Aujourd'hui le maintien de cette appellation en France est l'un des symptômes d'un pays qui, confronté à un phénomène migratoire d'ampleur, est pris dans ce que les sociologues appellent l'insécurité culturelle. Se bercer dans la croyance qu'une civilisation aussi puissante et pérenne que l'Empire romain a été abattue par des invasions barbares incontrôlées, c'est trouver des raisons au déclassement ressenti d'une France dont certains estiment qu'elle subit des migrations venues de peuples qu'elle dominait auparavant, comme les Romains avaient dominé militairement les Germains avant d'être soit disant vaincus par eux : C'est continuer à se complaire dans un jeu de miroir malsain avec une France colonisatrice qui aurait maintenu les peuples inférieurs à distance de la métropole tout en leur faisant profiter de la supériorité de sa culture, puis qui aurait échoué pour voir ensuite déferler sur elle des barbares avides de ses richesses, et dont le contact serait inévitablement corrupteur.

Les grands pourvoyeurs politiques de la peur migratoire actuelle insistent sur les crimes et délits commis par les personnes venant des anciens pays colonisés et sur leur prétendu caractère inassimilable, comme l'historiographie actuelle ne règle la focale que sur la trahison d'Arminius à Teutobourg (mise récemment en scène de façon grandiloquente par Netflix qui a décrit un Arminius pris dans un conflit de loyauté digne de celui qu'aurait pu ressentir un harki pendant la guerre d'Algérie), et certaines exactions commises par des peuples germains.
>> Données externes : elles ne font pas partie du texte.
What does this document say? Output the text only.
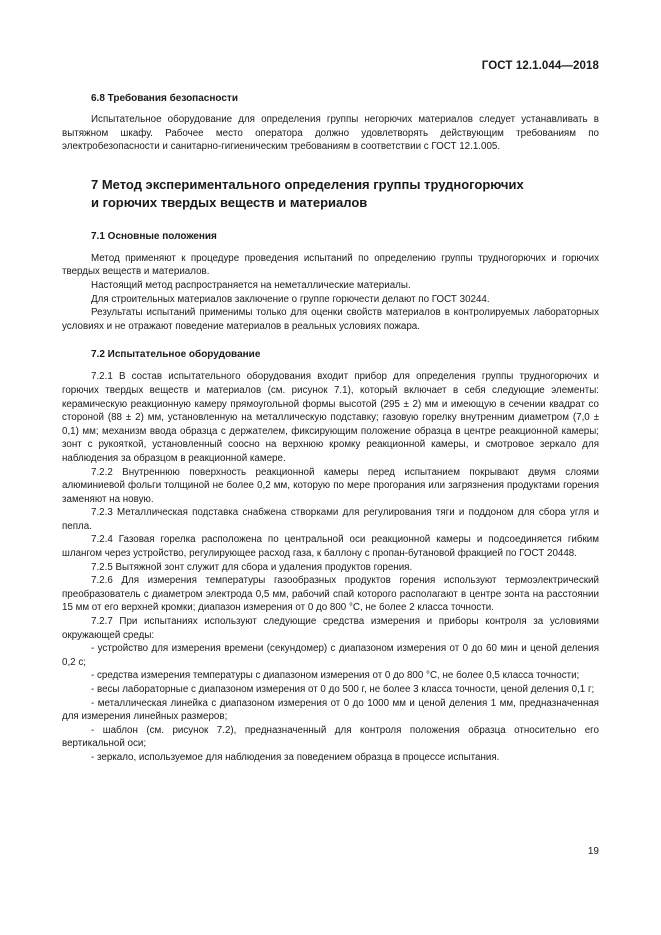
ГОСТ 12.1.044—2018
6.8 Требования безопасности

Испытательное оборудование для определения группы негорючих материалов следует устанавливать в вытяжном шкафу. Рабочее место оператора должно удовлетворять действующим требованиям по электробезопасности и санитарно-гигиеническим требованиям в соответствии с ГОСТ 12.1.005.

7 Метод экспериментального определения группы трудногорючих
и горючих твердых веществ и материалов
7.1 Основные положения

Метод применяют к процедуре проведения испытаний по определению группы трудногорючих и горючих твердых веществ и материалов.

Настоящий метод распространяется на неметаллические материалы.

Для строительных материалов заключение о группе горючести делают по ГОСТ 30244.

Результаты испытаний применимы только для оценки свойств материалов в контролируемых лабораторных условиях и не отражают поведение материалов в реальных условиях пожара.

7.2 Испытательное оборудование

7.2.1 В состав испытательного оборудования входит прибор для определения группы трудногорючих и горючих твердых веществ и материалов (см. рисунок 7.1), который включает в себя следующие элементы: керамическую реакционную камеру прямоугольной формы высотой (295 ± 2) мм и имеющую в сечении квадрат со стороной (88 ± 2) мм, установленную на металлическую подставку; газовую горелку внутренним диаметром (7,0 ± 0,1) мм; механизм ввода образца с держателем, фиксирующим положение образца в центре реакционной камеры; зонт с рукояткой, установленный соосно на верхнюю кромку реакционной камеры, и смотровое зеркало для наблюдения за образцом в реакционной камере.

7.2.2 Внутреннюю поверхность реакционной камеры перед испытанием покрывают двумя слоями алюминиевой фольги толщиной не более 0,2 мм, которую по мере прогорания или загрязнения продуктами горения заменяют на новую.

7.2.3 Металлическая подставка снабжена створками для регулирования тяги и поддоном для сбора угля и пепла.

7.2.4 Газовая горелка расположена по центральной оси реакционной камеры и подсоединяется гибким шлангом через устройство, регулирующее расход газа, к баллону с пропан-бутановой фракцией по ГОСТ 20448.

7.2.5 Вытяжной зонт служит для сбора и удаления продуктов горения.

7.2.6 Для измерения температуры газообразных продуктов горения используют термоэлектрический преобразователь с диаметром электрода 0,5 мм, рабочий спай которого располагают в центре зонта на расстоянии 15 мм от его верхней кромки; диапазон измерения от 0 до 800 °С, не более 2 класса точности.

7.2.7 При испытаниях используют следующие средства измерения и приборы контроля за условиями окружающей среды:

- устройство для измерения времени (секундомер) с диапазоном измерения от 0 до 60 мин и ценой деления 0,2 с;

- средства измерения температуры с диапазоном измерения от 0 до 800 °С, не более 0,5 класса точности;

- весы лабораторные с диапазоном измерения от 0 до 500 г, не более 3 класса точности, ценой деления 0,1 г;

- металлическая линейка с диапазоном измерения от 0 до 1000 мм и ценой деления 1 мм, предназначенная для измерения линейных размеров;

- шаблон (см. рисунок 7.2), предназначенный для контроля положения образца относительно его вертикальной оси;

- зеркало, используемое для наблюдения за поведением образца в процессе испытания.

19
Ils ignorent délibérément que les migrants venus d'Afrique fuient la misère d'une monde dévasté politiquement, économiquement et écologiquement, comme certains germains constituaient de véritables exilés qui venaient se réfugier dans l'Empire romain sous la pression militaire d'autres peuples et ont ensuite repris à leur compte la romanité, certains de façon plus intensive que d'autres.

Enfin reprenant un adage romain bien connu, ils attendent des migrants et des français d'origine immigrée issus des ex pays colonisés qu'ils abandonnent totalement leur culture ( "si fueris Romae, Romano vivito more", "A Rome fais comme les Romains") sans voir ce qu'il y a de dérangeant et de vexatoire dans une société moderne et ouverte, à attendre de nouveau venus qu'ils baissent la tête, francisent leurs prénoms, s'abstiennent de toutes revendications ouvertes aux citoyens de plus longue date, voire subissent silencieusement les discriminations et violences dont ils sont victimes comme savaient si bien le faire les immigrés européens des XIXèmes-XXèmes siècles dont certains ont la nostalgie.

Il y a une façon plus optimiste de voir les choses : l'Empire romain n'a jamais véritablement cessé d'exister puisque nous parlons encore une variation de sa langue et utilisons son système juridique, et nous sommes pour beaucoup le produit d'un brassage ethnique entre germains et romains qui a permis des avancées politiques, culturelles et juridiques qui n'auraient probablement jamais pu avoir lieu si l'Empire romain avait pu garder ses frontières complètement hermétiques. Comme le disait le juriste anglais du XIXème siècle Arthur Duck en parlant du droit romain, la romanité a perduré jusqu'à nous, non plus en raison de l'Empire, mais sous l'empire de la Raison. Elle n'a jamais été balayée par des prétendus barbares qui l'auraient soit délibérément rayée de la carte, soit engloutie par leur nombre. Il est donc plus que temps de réformer notre enseignement de cette période et d'arrêter d'utiliser sans précaution ce terme d'"invasions barbares" : Celui-ci n'est que l'expression d'une angoisse vivace depuis trop longtemps,  propre à un spectre politique qui n'a pas à s'exprimer dans l'enseignement.